Теперь давнее обязательство выполнено, иуда наказан, Лешка отомщен, жизнь защищена. Ну, и что у него на этой земле осталось?

Не так уж много, но что-то имеется. Генка, например – у него своя семейная колея, но всегда есть на кого положиться и, как минимум, с кем выпить. Прошка? Ну, допустим, Прошка. Ведь есть все же однокашник, хороший малый. Еще есть деревянный человечек, на данный момент самое родное. Очень может быть, что ждет. Хорошо, если ждет. А если еще кого спасает – что ж, все равно хорошо, что случилась в его жизни. Но приятней надеяться, что ждет. И, возможно, есть Анжелка, смешная девка, но ведь тоже хорошая. Вот их двоих свозить в Европу – это самый кайф. Именно в Европу, Азии с Африкой он нахлебался по горло.

В общем, получалось, что он на свете не один, имеется компания, притом очень приличная, люди разные, но ни единого подонка, есть с кем годы коротать. Вполне можно считать, что в жизни повезло, могло выйти куда хуже. Повезло, даже не говоря о деньгах, коих несметное количество, хрен их знает, сколько их там. Тоже будет проблема – что с ними делать.

* * *

До Москвы Тимур добрался проходящим, все пять часов просидел в вагоне-ресторане, съел три антрекота, два борща и побеседовал с очень зрелой дамой о пользе временных разлук для прочности брака. Водки не пил и временной разлукой собеседницы не воспользовался: во-первых, решительно не хотелось, во-вторых, банная сумка у ног требовала уважения. Дама похвалила его плечи и поинтересовалась, не спортсмен ли, он ответил, что тренер по кикбоксингу, а еще теннис для поддержания формы. Дама сказала, что обожает смотреть теннис, что ей звонить не надо, сама позвонит, и Тимур продиктовал семь цифр, которые первыми пришли в голову.

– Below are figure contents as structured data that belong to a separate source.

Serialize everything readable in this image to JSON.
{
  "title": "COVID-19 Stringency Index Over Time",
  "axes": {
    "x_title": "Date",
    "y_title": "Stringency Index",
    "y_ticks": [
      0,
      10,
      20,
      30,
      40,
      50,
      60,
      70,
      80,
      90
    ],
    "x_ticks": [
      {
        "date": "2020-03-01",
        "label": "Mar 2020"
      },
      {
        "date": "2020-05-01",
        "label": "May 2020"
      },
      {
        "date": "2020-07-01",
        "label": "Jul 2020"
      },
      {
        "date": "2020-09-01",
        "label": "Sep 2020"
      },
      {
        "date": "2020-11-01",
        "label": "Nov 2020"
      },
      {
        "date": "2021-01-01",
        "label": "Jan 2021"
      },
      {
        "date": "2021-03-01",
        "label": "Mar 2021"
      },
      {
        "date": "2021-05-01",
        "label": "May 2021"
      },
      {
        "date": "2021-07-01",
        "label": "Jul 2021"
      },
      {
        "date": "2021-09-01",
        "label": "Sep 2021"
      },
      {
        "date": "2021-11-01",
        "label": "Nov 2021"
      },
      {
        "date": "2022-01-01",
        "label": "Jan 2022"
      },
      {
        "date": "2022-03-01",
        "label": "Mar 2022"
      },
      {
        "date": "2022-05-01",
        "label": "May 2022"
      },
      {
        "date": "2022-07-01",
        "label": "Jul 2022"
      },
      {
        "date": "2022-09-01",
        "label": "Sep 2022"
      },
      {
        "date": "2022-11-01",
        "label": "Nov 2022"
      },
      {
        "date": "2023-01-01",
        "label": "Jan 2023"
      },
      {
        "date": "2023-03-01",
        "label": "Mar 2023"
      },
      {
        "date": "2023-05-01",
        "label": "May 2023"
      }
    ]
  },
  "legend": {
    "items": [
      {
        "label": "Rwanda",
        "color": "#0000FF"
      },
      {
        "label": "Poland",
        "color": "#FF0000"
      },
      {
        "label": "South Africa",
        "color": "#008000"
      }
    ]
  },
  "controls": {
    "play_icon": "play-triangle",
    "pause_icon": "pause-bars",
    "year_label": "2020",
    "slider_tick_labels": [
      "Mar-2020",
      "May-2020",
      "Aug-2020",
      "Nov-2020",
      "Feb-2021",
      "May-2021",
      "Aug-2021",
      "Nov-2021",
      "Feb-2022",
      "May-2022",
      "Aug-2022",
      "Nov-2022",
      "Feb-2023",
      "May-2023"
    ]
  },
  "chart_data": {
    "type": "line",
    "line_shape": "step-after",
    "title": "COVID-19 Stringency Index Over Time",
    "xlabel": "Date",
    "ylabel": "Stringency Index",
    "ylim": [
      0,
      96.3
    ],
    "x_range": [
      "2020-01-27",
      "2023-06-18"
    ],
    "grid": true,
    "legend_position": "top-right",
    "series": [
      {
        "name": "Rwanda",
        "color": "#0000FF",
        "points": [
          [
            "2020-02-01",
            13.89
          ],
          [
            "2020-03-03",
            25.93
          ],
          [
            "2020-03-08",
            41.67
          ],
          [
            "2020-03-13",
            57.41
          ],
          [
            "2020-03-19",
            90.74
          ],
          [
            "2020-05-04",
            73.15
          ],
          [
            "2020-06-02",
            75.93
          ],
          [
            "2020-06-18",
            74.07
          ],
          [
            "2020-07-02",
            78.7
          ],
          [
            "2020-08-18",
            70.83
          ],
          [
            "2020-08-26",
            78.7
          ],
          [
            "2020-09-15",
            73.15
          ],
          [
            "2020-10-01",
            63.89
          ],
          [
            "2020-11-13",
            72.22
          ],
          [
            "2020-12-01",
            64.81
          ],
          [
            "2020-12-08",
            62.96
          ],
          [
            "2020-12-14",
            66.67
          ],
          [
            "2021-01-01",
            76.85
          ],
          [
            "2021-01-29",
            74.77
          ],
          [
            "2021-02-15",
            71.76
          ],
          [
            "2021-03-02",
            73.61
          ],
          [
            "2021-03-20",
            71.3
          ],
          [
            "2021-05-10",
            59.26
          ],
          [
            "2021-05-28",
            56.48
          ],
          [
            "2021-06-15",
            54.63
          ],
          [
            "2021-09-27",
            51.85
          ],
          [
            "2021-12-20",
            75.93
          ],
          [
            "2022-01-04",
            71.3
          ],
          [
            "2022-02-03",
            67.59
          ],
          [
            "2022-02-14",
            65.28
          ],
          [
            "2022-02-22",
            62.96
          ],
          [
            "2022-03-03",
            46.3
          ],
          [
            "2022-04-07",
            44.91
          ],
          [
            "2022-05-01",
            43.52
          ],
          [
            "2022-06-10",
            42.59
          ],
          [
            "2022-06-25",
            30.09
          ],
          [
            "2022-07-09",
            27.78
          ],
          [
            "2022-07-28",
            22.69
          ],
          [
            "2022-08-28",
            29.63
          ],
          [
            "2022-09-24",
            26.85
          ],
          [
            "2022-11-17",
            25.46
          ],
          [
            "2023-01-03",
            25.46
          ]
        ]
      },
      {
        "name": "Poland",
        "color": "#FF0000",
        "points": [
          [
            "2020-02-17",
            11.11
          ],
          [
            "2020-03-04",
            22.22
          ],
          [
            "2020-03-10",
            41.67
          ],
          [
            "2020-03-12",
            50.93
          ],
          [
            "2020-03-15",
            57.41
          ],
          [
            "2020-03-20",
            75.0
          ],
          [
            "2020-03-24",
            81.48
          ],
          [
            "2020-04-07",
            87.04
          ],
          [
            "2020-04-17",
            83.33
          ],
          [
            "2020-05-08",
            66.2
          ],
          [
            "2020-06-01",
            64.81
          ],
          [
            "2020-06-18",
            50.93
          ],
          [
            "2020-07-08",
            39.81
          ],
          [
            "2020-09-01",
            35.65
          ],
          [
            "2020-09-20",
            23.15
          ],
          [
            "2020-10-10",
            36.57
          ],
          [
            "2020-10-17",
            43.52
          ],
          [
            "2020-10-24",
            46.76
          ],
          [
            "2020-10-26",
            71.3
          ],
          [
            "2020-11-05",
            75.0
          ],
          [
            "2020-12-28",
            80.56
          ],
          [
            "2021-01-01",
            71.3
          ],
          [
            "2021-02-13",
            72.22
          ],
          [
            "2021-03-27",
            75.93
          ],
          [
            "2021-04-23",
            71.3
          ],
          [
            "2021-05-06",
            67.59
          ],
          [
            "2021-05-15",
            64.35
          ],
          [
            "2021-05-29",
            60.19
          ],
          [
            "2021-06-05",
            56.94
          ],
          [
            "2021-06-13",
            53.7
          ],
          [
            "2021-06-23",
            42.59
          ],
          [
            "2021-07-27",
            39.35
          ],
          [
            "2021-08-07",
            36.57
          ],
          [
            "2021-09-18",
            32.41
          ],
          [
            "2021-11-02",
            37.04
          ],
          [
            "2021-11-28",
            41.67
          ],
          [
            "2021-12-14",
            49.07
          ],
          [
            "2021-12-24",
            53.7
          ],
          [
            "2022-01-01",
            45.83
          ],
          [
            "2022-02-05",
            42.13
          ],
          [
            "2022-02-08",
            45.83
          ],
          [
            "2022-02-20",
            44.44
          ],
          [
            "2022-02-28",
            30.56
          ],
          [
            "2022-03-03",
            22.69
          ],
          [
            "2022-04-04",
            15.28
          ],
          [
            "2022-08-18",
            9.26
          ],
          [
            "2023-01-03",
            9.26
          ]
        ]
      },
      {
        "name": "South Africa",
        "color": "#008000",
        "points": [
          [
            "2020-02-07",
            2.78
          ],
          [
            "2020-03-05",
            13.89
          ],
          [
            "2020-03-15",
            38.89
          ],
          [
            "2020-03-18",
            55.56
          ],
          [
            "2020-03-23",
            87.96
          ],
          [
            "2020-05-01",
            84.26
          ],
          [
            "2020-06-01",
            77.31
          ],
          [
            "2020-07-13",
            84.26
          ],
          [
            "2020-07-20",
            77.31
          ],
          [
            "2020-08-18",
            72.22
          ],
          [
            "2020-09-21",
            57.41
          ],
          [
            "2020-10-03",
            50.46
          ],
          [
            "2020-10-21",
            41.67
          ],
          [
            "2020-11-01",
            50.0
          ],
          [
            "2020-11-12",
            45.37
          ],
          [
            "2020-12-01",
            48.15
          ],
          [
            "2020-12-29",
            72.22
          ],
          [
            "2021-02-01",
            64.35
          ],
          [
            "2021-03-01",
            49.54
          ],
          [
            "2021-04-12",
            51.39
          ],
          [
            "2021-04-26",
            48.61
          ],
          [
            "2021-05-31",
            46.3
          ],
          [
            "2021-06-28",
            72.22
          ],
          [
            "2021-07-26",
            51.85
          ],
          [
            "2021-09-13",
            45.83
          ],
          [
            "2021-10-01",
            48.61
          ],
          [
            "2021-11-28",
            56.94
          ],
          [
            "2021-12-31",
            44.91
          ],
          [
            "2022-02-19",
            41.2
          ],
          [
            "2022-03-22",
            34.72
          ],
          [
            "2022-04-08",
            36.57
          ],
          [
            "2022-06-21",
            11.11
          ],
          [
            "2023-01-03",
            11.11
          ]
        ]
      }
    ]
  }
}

Дома он высыпал на кровать содержимое сумки. Бабло следовало пересчитать, но он не стал, и так было видно, что до хрена, одних розовых европейских пятисоток набралось пачек сорок. Если не дурить, можно вообще завязать с работой. А ему очень хотелось с ней завязать. В конце концов, он ее не выбирал, он просто занимался в подвале клуба энергетиков модными боевыми искусствами, за которые в те годы на гражданке сажали, а в армии, в Школе морского резерва, они стали обязаловкой. Он был хороший ученик, на курсе лучший, причем с большим отрывом, что и определило его судьбу. Его учили разным разностям, но это было не главное, главным был бандитский предмет – умение убивать. Убивать дома, на улице, в лесу, в ресторане, в театре, в толпе, в салоне автобуса, на крыше небоскреба, в подвале супермаркета, на пляже, в больнице – вообще, везде, где человек может убить человека. Предмет был бандитский, но бандитов курсанты не уважали: они считались придурками, самоучками, любой Тимуров сокурсник мог без труда завалить троих, а при надобности и пятерых урок, лишь бы у тех не было стволов. Ножи опасным оружием не считались. За профессионализм в работе Тимур себя уважал, но саму работу не любил, охотничьего азарта у него не было никогда. Однако и бросить ее было непросто: ничему иному Тимура никогда не учили.

Запихнув деньги назад сумку, а бумаги в пластиковый пакет, Тимур в отделении Сбербанка, где счета у него не было, арендовал две ячейки: в одну все не влезло бы. Теперь можно было и расслабиться. Долг родине отдал давно, а теперь вот и родина отдала долг ему. Рассчитались! Так что свободен. Сам себе хозяин, и можно без спешки поразмышлять о жизни: чего он, в конце концов, хочет? Однако близкое желание было только одно: позвонить деревянному человечку. Он и позвонил.

– Тимоха! – завопила Буратина. – Слава Богу, живой! Я уж думала, отдал концы с перетраха. Анжелка звонила, говорит, дня на три я его вывела из оборота, а дальше не знаю, может, он у тебя сексуальный маньяк.